Strategies, Challenges, and Answers

Bobtail Insurance Provides Limited Coverage

Bobtail InsuranceTruckers and trucking companies do business under many different contractual arrangements.  Some truckers drive as employees of a single trucking company.  Those drivers operate the company’s truck and pull the company’s trailers.  However, a common business model involves a person who owns and operates his or her own truck (known as an owner-operator).  These owner-operators “lease on” to drive for a properly licensed and authorized motor carrier.  Lease agreements between the motor carrier and the driver can be exclusive or flexible.  But in order to comply with federal law, the lessee motor carrier motor carrier must have “control of and be responsible for” the leased vehicle.  49 U.S.C. § 14102(a)(4).  The purpose behind the law was to “protect the public from the tortious conduct of the often judgment-proof truck-lessor operators.  AmeriGas Propane, L.P. v. Landstar Ranger , Inc., 184 Cal. App. 4th 981, 994-95, 109 Cal. Rptr. 3d 686, 696 (2010).

So when a driver is pulling a load for the motor carrier, the “trucking insurance” is responsible to provide liability coverage. However, there are times when a trailer is not hitched to the tractor.  At those times, the driver is said to be operating “bobtail”.  Most leases require the driver to obtain “bobtail” or “non-trucking” coverage for times when the driver is operating outside of business of the motor carrier to whom the truck and driver are leased.

Generally, bobtail insurance is not obliged to cover a trucker when the truck is in the business of the motor carrier to whom the truck is leased.   Zurich Ins. Co. v. Rombough, 19 Mich. App. 606, 173 N.W.2d 221 (1969).  Normally, bobtail or non-trucking insurance is sold to truckers at a lower premium because those policies provide limited coverage.  Ayers v. Kidney, 333 F.2d 812 (6th Cir. 1964).  Whether the non-trucking insurance applies or whether the trucking policy applies is going to be fact specific.  The general rule is that the motor carrier’s insurance is going to be read more broadly than the non-trucking policy.
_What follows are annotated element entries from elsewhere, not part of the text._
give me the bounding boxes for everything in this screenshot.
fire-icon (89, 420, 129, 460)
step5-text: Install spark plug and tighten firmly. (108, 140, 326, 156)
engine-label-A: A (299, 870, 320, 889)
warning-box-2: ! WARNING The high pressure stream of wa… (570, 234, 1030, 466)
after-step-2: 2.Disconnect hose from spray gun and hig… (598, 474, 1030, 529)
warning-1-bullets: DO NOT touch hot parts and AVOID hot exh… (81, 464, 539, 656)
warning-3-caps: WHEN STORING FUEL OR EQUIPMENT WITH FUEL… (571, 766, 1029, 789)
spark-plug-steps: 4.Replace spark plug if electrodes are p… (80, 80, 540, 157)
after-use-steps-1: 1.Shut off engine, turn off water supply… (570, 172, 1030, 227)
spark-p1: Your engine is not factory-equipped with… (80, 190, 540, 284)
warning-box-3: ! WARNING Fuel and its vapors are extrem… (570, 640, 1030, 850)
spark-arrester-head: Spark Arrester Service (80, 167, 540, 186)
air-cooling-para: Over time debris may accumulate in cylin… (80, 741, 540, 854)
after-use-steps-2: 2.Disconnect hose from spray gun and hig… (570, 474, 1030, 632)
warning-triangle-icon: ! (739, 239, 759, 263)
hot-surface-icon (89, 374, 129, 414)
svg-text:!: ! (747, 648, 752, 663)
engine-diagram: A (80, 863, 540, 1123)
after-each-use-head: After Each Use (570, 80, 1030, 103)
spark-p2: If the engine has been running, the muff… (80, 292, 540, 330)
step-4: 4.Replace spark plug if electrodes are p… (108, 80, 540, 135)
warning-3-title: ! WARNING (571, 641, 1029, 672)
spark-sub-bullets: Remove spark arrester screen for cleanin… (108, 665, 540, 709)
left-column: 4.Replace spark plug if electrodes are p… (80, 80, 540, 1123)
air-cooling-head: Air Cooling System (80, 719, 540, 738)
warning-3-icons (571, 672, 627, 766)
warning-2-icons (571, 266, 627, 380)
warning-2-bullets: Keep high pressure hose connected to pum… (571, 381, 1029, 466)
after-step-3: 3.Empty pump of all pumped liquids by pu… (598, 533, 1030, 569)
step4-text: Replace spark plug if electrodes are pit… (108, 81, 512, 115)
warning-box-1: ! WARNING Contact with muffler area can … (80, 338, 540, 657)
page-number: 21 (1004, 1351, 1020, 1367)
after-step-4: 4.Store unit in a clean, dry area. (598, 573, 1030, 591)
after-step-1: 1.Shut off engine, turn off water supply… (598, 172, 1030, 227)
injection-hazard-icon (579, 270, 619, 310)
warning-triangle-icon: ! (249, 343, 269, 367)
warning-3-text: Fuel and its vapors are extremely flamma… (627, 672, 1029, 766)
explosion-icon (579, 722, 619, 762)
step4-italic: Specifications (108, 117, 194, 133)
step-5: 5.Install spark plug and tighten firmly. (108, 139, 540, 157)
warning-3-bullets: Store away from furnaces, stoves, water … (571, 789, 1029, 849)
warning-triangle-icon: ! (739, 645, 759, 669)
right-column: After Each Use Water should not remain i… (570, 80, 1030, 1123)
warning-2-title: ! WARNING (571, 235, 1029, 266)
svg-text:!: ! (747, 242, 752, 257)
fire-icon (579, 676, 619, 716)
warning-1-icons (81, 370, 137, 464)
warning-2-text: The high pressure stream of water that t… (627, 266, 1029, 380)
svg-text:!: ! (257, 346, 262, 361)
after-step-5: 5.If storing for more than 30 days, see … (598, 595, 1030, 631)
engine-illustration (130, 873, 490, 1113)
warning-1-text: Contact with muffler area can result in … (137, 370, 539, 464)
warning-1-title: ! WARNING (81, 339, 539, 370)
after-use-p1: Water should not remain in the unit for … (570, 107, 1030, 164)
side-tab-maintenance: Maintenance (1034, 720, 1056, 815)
For example, the trucker’s insurance would be primary over the bobtail coverage where the truck on its way to pick up motor carrier’s trailer. Hartford Ins. Co. v. Occidental Fire & Cas. Co., 908 F.2d 235 (7th Cir. 1990).  Often even after a driver has unloaded the cargo and is headed to the hotel to rest and await dispatch of the next load the trucking insurance applies.  Mahaffey v. Gen. Sec. Ins. Co., 543 F.3d 738 (5th Cir. 2008).  Auto-Owners Ins. Co. v. Redland Ins. Co., 549 F.3d 1043 (6th Cir. 2008).  But as it true in most instances, there are exceptions to every rule.  LeBlanc v. Bailey, 97-0388 ( La. App. 4 Cir 10/01/97), 700 So. 2d 1311;  Hudson Ins. Co. v. Miller, No. 2:15-cv-00349-GMN-CWH, 2016 U.S. Dist. LEXIS 50892 (D. Nev. Apr. 14, 2016).

The same can be true for purposes of maintenance.  The court can find that maintenance which is necessary under the lease, that the motor carrier’s policy covers the loss.  Great W. Cas. Co. v. Nat’l Cas. Co., 53 F. Supp. 3d 1154 (D.N.D. 2014).  Alternatively, when the repairs are cosmetic, the non-trucking policy might apply.  Casey v. Smith, 2014 WI 20, 353 Wis. 2d 354, 846 N.W.2d 791.

An important principle to keep in mind is to look at the lease to understand the business of the motor carrier and the facts to understand the actual practices of the lessor driver to be better able to support the position being argued.